Le Parlement européen isole la France sur le détachement des travailleurs

Les secteurs de la construction et du transport comptent un certain nombre de travailleurs détachés.

Le Parlement européen a adopté le principe de l’égalité de rémunération à travail égal. Mais la période maximale de détachement des travailleurs demeure un point de blocage, notamment pour le gouvernement français.

La rémunération d’un travailleur détaché et d’un travailleur local ne pourra pas être différente, sur un même emploi dans un même lieu. Ce principe adopté en commission par le Parlement européen le 16 octobre marque un premier pas dans la réforme du détachement des travailleurs, qui oppose pays de l’Est et de l’Ouest depuis des mois.

Dans le rapport  adopté à une large majorité par la commission Emploi et Affaires sociales (32 voix pour, 8 contre et 13 abstentions), les eurodéputés ont renforcé cette question de l’égalité de rémunération, point névralgique du dumping social qui grippe le système de détachement des travailleurs depuis des années.

En effet, si la directive d’origine encadrant le détachement prévoyait déjà que les travailleurs détachés ne puissent pas être rémunérés en deçà du salaire minimum en vigueur dans chaque État membre, plusieurs leviers permettaient en pratique de réduire largement la rémunération finale.

Déduction de frais

Certains employeurs utilisent notamment les frais de logement, de transport, d’équipement ou de bouche pour réduire la rémunération finale, en les déduisant de manière excessive du salaire brut. Une pratique qui a pour effet de raboter de plusieurs centaines d’euros la rémunération finale du travailleur.

Pour contrer cette pratique, les eurodéputés se sont accordés sur le fait que les coûts liés au transport et au logement devront être remboursés selon le barème du pays d’accueil, ou être inclus dans la rémunération.

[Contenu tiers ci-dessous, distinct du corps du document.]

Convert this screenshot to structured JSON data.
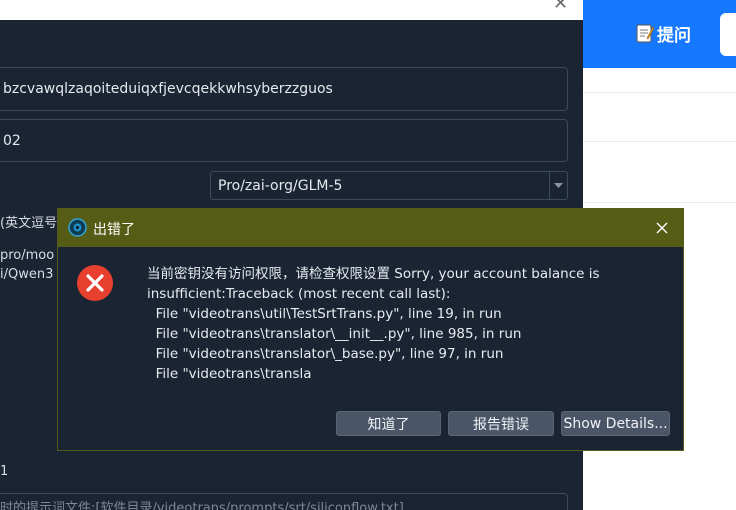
{
  "background_window": {
    "api_key_value": "bzcvawqlzaqoiteduiqxfjevcqekkwhsyberzzguos",
    "number_field_value": "02",
    "model_select_value": "Pro/zai-org/GLM-5",
    "label_text_1": "(英文逗号",
    "label_text_2": "pro/moo",
    "label_text_3": "i/Qwen3",
    "label_text_4": "1",
    "prompt_hint": "时的提示词文件:[软件目录/videotrans/prompts/srt/siliconflow.txt]"
  },
  "right_page": {
    "ask_label": "提问"
  },
  "error_dialog": {
    "title": "出错了",
    "message": "当前密钥没有访问权限，请检查权限设置 Sorry, your account balance is\ninsufficient:Traceback (most recent call last):\n  File \"videotrans\\util\\TestSrtTrans.py\", line 19, in run\n  File \"videotrans\\translator\\__init__.py\", line 985, in run\n  File \"videotrans\\translator\\_base.py\", line 97, in run\n  File \"videotrans\\transla",
    "buttons": {
      "ok": "知道了",
      "report": "报告错误",
      "details": "Show Details..."
    }
  },
  "colors": {
    "dialog_titlebar": "#545c16",
    "dialog_bg": "#1b2433",
    "accent_blue": "#1677ff",
    "error_red": "#e8402f"
  }
}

Cette avancée est une victoire pour la  France, deuxième pays d’accueil de travailleurs détachés au sein de l’UE qui défend un encadrement plus strict des conditions de détachement. « Il y a eu une première avancée au Parlement européen sur cette question » reconnait une source à l’Élysée.

Durée du détachement

Paris, qui a durci ses positions depuis l’élection d’Emmanuel Macron, continue de tenir une ligne plus dure que celle adpotée cette semaine par le Parlement européen.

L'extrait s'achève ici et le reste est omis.